Una ciudad llena de hoteles, antros, cines, clubes, teatros; toda una madeja de rincones pintorescos y lugares exóticos que solían frecuentar, cada uno en su tiempo y a su momento. El mundo a descubrir, repleto de ciudades para ellos y sus fantasías. Y ambos convergiendo únicamente en aquel cafetín, entendiéndose en su propio idioma, entre la demás gente, a pesar del bullicio. Sus caminos cruzados, pero sólo ahí. Tan únicos en su suerte, les tocaba a cada uno seguir su propio andar, sin adiós, y llevándose mutuamente impregnados en el café.
André seguiría esperando que se repitiera la coincidencia del destino, estoico, aunque se le extinguiera la luz al mundo.
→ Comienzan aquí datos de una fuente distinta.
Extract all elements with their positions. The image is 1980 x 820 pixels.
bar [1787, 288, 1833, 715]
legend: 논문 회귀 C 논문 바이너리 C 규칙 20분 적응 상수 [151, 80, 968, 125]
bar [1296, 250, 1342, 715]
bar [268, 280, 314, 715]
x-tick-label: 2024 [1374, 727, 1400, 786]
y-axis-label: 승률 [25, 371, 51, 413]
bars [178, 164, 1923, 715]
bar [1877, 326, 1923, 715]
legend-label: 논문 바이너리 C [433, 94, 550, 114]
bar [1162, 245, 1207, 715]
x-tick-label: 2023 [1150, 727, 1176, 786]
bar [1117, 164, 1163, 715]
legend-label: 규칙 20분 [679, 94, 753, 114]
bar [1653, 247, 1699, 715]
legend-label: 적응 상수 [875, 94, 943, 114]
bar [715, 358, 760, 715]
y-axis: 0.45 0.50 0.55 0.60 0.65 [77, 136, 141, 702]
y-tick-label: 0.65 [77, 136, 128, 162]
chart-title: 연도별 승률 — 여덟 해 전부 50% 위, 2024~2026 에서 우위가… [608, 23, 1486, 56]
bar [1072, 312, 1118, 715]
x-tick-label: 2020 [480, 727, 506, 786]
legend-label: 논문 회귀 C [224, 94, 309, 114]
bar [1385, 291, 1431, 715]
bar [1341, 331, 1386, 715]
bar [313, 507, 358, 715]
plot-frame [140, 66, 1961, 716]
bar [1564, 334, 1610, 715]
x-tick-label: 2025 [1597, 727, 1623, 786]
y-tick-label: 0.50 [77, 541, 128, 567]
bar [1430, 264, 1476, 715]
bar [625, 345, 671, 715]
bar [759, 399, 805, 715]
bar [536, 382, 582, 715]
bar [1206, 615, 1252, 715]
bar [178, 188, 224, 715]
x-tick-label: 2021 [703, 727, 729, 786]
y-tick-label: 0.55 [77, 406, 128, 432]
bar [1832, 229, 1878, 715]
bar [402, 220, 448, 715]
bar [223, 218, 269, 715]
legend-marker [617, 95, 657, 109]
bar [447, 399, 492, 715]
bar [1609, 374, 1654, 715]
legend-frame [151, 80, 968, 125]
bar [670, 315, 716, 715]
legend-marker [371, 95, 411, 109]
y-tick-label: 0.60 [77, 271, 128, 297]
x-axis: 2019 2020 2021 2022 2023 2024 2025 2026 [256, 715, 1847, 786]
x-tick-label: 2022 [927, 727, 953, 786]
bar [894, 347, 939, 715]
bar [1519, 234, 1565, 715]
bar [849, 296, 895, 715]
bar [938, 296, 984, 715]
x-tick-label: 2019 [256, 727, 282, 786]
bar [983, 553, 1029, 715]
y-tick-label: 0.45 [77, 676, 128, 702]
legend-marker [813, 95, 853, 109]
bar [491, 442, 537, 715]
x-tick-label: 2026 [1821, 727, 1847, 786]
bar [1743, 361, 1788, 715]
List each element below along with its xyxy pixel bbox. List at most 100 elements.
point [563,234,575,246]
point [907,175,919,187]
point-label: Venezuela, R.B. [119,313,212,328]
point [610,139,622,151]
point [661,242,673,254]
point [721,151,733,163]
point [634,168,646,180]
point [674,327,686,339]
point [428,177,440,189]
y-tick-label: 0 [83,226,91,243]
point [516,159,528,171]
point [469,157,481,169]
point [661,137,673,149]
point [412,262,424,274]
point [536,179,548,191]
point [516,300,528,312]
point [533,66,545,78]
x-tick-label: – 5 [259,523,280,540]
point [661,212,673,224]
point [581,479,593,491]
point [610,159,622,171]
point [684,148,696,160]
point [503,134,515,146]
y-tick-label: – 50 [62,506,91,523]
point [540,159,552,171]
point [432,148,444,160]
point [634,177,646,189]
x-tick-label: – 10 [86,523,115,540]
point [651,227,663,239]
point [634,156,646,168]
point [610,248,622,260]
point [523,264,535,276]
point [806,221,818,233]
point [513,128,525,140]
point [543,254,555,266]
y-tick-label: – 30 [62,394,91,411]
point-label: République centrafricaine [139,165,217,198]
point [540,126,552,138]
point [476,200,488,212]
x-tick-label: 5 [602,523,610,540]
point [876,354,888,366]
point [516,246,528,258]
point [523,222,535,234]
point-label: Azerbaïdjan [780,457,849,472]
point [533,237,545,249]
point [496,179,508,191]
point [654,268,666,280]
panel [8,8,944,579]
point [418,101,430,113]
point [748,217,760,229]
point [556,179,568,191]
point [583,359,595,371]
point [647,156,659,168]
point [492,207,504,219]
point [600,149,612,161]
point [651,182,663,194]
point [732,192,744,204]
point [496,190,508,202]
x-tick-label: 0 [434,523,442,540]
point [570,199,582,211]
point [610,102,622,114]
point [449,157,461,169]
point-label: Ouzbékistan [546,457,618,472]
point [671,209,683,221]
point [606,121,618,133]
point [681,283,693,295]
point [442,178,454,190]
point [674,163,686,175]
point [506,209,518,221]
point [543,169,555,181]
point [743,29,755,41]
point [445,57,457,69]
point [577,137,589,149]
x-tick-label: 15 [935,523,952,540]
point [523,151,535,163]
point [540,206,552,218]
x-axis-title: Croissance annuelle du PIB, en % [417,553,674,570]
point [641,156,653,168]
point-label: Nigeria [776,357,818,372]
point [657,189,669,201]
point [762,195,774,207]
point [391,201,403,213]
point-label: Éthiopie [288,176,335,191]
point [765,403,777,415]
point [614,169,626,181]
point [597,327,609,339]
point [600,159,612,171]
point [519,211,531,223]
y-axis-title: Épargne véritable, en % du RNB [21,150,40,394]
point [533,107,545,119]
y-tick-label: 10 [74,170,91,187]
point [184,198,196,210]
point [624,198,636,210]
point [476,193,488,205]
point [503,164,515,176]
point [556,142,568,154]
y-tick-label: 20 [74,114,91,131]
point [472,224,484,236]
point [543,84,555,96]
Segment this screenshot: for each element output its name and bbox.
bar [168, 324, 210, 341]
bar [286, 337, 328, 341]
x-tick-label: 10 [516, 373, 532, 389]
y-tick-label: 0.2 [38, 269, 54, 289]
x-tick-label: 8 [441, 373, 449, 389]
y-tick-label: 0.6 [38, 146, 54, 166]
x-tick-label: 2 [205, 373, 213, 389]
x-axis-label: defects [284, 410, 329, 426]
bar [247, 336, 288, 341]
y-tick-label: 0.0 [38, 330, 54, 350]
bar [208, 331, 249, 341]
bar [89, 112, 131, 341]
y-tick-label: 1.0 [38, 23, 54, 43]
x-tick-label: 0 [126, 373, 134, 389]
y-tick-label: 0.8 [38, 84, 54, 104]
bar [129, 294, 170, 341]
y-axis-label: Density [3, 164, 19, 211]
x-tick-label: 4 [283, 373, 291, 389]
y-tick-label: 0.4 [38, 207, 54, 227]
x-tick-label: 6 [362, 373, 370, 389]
Esperaría para reencontrarse con su luz, a que ella volviera. O se le agotara el café.
André da un sorbo intermitente a su bebida. Clava su mirada al frente. No se fija en los hombres jugando dominó delante de él, ni en la pareja de muchachos compartiendo risas y charla atrás de los jugadores. Él ve al infinito.
Las lámparas amarillentas del cafetín se baten a duelo con la oscuridad para ahuyentarla, tras la derrota y retirada del sol.
La mesera se para junto a André, con cafetera en mano y la cara adornada por una sonrisa de cortesía obligada. Le habla.
Él se vuelve y asiente, atraído y convencido más por el aroma del café que por el llamado servicial de la mujer.
Ella le rellena la taza.
Es la octava media-taza servida a André en la tarde, y tal vez la milésima de su espera. En realidad, la novecientos diecinueve, aunque él no está interesado en llevar la cuenta. André simplemente lo sabe.
La mesera lo deja solo sin diálogo. Es sólo otra servida de café, una taza al gusto del cliente.
André observa la taza, pero no bebe. Sus manos rodean la taza con la gentileza que solía usar para tomar las manos de ella. El calor y el aroma también se la recuerdan.
No es seguro si sus recuerdos son fotografías fieles del pasado, o reinvenciones de su imaginación deformadas por su anhelo. No importa. André la sigue teniendo igual, aún con el olvido fresco de fechas barridas a golpes del calendario de su memoria. Le quedaban las tazas de café, cada una con “¿cómo estás?”, “eso me gusta”, un “a mí también”, “tú me gustas”, “te quiero”, y hasta un “te amo” dicho en su lenguaje de miradas y silencios. Gota a gota de café, granos llenando el fondo del reloj de su historia, con ella y después de ella,
André bebe, y revive, aunque ella no esté sentada ahí con él como en sus mejores días. Le basta el eco de su presencia reverberante en esa mezcla de tierra mojada y leña ardiente que es el aroma del café. André bebe, evocando sus pasados gracias a la amargura de su elixir. Vacía su taza. Con voz amable, y un ademán, pide que le sirvan un instante más de vida.